Sunday, January 01, 2006

What A Long Strange Trip It's Been

A recent Salt Lake Tribune article marked the end of the Main Street legal battle between the Church and the ACLU:

The long, strange journey that was the Main Street Plaza battle effectively ends today, dropping the curtain on a seven-year drama over whether a chunk of Salt Lake City's Main Street should be an LDS Church-owned park.

The American Civil Liberties Union said Thursday it will forgo appealing its First Amendment case to the nation's highest court. The organization, in essence, had until today to file, but found no stomach for it among its national and Utah attorneys working on the case.

"We ultimately decided it was not in the best interest of the plaintiffs, the public, the ACLU or the important principles involved to trouble the U.S. Supreme Court with an appeal," said Dani Eyer, executive director of the ACLU's Utah chapter. "We did notify all the plaintiffs. Nobody was inclined to pressure us or hire someone else."

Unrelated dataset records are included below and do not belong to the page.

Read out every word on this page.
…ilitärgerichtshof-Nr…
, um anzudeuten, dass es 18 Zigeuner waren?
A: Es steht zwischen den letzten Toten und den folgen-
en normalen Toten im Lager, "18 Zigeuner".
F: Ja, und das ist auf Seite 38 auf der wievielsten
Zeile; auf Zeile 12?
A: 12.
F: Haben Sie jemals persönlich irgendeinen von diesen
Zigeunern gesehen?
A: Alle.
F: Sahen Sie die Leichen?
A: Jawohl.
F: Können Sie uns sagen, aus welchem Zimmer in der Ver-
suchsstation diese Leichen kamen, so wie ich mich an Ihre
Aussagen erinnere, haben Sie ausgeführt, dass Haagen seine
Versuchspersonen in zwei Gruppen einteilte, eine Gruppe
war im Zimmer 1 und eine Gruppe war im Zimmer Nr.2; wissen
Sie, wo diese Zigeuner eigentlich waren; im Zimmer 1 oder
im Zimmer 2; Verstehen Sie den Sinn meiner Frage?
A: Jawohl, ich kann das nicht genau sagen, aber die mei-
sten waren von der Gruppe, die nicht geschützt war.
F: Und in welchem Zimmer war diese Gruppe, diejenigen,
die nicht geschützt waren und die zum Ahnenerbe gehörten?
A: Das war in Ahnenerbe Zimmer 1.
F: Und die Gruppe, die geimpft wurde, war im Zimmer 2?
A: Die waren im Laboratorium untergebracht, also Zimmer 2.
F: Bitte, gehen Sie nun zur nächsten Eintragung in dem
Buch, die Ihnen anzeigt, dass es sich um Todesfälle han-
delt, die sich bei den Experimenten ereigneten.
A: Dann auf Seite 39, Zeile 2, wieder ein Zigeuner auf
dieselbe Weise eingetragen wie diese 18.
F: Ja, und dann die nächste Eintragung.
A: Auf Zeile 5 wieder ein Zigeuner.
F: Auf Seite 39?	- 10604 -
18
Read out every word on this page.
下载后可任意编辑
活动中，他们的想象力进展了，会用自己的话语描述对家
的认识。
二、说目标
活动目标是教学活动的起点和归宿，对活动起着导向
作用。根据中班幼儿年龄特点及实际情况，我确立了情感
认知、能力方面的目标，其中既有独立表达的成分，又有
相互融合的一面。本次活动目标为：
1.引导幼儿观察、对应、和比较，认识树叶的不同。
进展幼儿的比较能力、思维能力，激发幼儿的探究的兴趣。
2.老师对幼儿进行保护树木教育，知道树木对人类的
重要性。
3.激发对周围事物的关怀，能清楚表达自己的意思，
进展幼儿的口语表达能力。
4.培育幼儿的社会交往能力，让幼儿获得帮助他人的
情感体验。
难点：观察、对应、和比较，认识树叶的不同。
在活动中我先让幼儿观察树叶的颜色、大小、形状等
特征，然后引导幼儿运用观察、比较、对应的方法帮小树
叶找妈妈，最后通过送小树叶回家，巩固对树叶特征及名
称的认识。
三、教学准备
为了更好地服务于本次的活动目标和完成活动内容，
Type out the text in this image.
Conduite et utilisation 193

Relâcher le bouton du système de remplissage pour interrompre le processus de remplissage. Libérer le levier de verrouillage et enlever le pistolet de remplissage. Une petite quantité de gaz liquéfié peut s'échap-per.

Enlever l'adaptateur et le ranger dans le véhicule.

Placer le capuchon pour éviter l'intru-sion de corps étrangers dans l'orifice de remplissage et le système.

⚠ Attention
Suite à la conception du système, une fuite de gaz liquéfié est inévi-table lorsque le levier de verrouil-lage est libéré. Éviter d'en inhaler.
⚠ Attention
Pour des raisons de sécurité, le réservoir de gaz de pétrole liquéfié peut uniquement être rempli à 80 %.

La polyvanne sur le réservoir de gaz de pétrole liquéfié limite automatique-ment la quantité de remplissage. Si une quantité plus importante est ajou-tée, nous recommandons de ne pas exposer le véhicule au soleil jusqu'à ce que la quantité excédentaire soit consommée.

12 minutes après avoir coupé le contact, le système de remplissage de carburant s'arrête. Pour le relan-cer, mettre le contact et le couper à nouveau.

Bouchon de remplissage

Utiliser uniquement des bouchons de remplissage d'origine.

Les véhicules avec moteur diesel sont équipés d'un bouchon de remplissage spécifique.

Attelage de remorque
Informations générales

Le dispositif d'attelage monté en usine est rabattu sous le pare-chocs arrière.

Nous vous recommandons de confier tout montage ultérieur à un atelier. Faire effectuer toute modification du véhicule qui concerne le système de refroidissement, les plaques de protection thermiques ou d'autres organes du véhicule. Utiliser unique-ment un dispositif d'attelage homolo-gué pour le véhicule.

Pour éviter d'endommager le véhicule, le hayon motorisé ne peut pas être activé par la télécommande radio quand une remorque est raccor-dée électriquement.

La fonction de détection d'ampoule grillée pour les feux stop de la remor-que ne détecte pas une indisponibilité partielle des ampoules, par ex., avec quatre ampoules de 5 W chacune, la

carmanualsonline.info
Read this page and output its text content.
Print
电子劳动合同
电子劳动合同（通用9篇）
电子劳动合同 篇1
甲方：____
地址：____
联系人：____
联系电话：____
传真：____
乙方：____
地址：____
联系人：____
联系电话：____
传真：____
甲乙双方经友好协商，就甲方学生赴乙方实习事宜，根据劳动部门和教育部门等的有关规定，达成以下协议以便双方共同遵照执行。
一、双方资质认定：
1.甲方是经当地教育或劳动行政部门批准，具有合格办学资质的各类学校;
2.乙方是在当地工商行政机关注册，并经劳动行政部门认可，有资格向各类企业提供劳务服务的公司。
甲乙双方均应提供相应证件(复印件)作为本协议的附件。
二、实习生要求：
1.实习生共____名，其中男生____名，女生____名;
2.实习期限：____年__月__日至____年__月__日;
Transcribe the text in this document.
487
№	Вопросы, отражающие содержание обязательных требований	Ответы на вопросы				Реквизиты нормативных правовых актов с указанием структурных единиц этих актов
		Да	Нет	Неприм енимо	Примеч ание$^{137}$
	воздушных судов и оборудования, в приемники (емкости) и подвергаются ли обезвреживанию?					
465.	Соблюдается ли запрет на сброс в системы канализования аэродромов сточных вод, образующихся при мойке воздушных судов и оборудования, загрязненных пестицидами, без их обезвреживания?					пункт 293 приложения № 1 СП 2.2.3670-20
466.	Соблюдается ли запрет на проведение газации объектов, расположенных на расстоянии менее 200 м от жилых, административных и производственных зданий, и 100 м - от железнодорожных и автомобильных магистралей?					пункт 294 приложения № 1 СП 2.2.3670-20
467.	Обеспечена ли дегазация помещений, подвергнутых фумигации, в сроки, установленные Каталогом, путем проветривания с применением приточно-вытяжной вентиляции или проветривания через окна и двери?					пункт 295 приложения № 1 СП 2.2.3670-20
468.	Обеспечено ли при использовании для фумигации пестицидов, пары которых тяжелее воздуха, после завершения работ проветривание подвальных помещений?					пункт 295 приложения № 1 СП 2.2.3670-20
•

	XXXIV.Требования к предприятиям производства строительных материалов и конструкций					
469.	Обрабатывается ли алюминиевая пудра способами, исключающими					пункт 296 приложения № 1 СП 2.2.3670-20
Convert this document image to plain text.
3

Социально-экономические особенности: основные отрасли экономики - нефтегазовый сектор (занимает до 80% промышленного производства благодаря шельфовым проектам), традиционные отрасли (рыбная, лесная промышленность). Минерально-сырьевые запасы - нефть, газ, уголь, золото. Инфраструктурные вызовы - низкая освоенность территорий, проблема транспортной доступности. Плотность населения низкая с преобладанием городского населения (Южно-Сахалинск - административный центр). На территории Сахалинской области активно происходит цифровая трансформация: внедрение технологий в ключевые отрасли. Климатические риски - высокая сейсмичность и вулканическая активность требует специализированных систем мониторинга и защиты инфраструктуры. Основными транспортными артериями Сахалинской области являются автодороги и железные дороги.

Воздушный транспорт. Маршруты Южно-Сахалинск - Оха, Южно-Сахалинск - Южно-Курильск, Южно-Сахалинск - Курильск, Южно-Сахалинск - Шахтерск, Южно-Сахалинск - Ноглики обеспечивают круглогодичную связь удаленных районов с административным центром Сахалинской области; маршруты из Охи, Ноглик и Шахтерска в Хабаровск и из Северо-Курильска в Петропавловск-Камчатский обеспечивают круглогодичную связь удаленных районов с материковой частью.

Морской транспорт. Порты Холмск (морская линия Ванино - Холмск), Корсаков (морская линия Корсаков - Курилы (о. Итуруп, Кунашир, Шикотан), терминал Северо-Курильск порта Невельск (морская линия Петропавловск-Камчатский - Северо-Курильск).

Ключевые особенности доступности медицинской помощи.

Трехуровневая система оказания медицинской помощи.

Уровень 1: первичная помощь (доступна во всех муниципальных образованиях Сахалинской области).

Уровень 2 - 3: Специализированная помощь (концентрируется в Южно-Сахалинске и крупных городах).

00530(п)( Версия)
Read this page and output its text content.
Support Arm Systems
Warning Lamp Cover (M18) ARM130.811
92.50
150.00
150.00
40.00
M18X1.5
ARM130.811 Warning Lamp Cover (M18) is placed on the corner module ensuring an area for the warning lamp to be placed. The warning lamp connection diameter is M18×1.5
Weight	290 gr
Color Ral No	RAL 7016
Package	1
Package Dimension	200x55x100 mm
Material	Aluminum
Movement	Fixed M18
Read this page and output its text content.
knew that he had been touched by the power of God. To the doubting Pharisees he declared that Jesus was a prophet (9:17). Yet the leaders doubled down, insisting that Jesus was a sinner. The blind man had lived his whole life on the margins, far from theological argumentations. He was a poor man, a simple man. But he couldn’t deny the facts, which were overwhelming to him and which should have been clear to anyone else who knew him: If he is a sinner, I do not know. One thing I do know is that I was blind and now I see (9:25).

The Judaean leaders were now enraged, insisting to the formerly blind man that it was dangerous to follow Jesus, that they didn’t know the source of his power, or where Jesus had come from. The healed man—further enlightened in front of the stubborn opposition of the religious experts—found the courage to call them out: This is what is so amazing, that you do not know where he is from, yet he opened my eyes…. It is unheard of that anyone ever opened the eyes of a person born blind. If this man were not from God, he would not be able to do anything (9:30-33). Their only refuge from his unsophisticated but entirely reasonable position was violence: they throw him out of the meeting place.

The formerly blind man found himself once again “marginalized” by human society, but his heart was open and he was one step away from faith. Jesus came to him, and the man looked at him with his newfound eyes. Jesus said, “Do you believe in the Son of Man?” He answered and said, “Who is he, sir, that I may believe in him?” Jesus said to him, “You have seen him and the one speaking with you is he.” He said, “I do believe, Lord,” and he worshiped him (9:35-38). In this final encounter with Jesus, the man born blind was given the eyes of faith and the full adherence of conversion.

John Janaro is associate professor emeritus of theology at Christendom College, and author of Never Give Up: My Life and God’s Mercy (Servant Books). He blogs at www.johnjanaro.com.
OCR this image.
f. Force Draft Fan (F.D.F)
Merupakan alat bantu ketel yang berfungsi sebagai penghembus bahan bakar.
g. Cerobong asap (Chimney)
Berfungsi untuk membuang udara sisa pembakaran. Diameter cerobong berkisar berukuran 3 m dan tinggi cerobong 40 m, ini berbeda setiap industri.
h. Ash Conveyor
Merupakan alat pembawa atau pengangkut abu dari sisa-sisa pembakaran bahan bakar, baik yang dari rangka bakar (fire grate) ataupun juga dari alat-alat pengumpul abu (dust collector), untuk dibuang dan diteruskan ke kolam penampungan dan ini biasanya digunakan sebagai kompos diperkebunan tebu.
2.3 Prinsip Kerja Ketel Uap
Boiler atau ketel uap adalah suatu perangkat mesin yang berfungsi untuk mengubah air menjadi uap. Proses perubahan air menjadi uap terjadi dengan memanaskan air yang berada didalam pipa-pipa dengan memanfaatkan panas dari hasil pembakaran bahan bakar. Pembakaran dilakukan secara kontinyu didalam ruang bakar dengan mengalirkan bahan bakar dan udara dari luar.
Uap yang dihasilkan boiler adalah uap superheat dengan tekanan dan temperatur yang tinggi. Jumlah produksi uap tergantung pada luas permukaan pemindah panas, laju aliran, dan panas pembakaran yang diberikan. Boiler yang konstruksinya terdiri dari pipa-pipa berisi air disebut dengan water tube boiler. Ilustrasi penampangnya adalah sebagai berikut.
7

That means the Main Street Plaza between North Temple and South Temple will remain under LDS Church control with bans on protesting, smoking, sunbathing, bicycling and other "offensive, indecent, obscene, lewd or disorderly speech, dress or conduct."
I'm curious whether the ACLU also felt ultimately it was not in the best interest of the Church not to pursue an appeal. Are they part of the important principles involved in this equation? If so, they didn't bother to name them specifically in their press release. By the way, just how horrible is it that the Main Street Plaza between North and South Temple should remain free of offensive, indecent, obscene, lewd, or disorderly speech, dress or conduct?

At the literal crossroad of church and state, the plaza became the symbol for all battles between the traditional power of the LDS Church in Utah and the ever-increasing religious diversity of the state.

It was, as Eyer puts it, the stuff of democracy. And city officials, Latter-day Saints, even the ACLU say it was worth it. They hope lessons were learned - about civics, about the need to include the public in government decisions, about the obligation to address a simmering religious divide.
This is probably a fair conclusion. The debate was interesting; however, I'm not convinced it was the symbol for all battles between an all powerful LDS Church, which was somehow insensitive to the "ever-increasing religious diversity" in Utah. The Church, if anything goes out of its way to be sensitive to this increasing religious diversity. It would be nice to see just a little more reciprocal sensitivity from the other diverse religious movements toward the Church, particularly around General Conference time. The Tribune article is a good read for the background of the dispute and its ultimate resolution.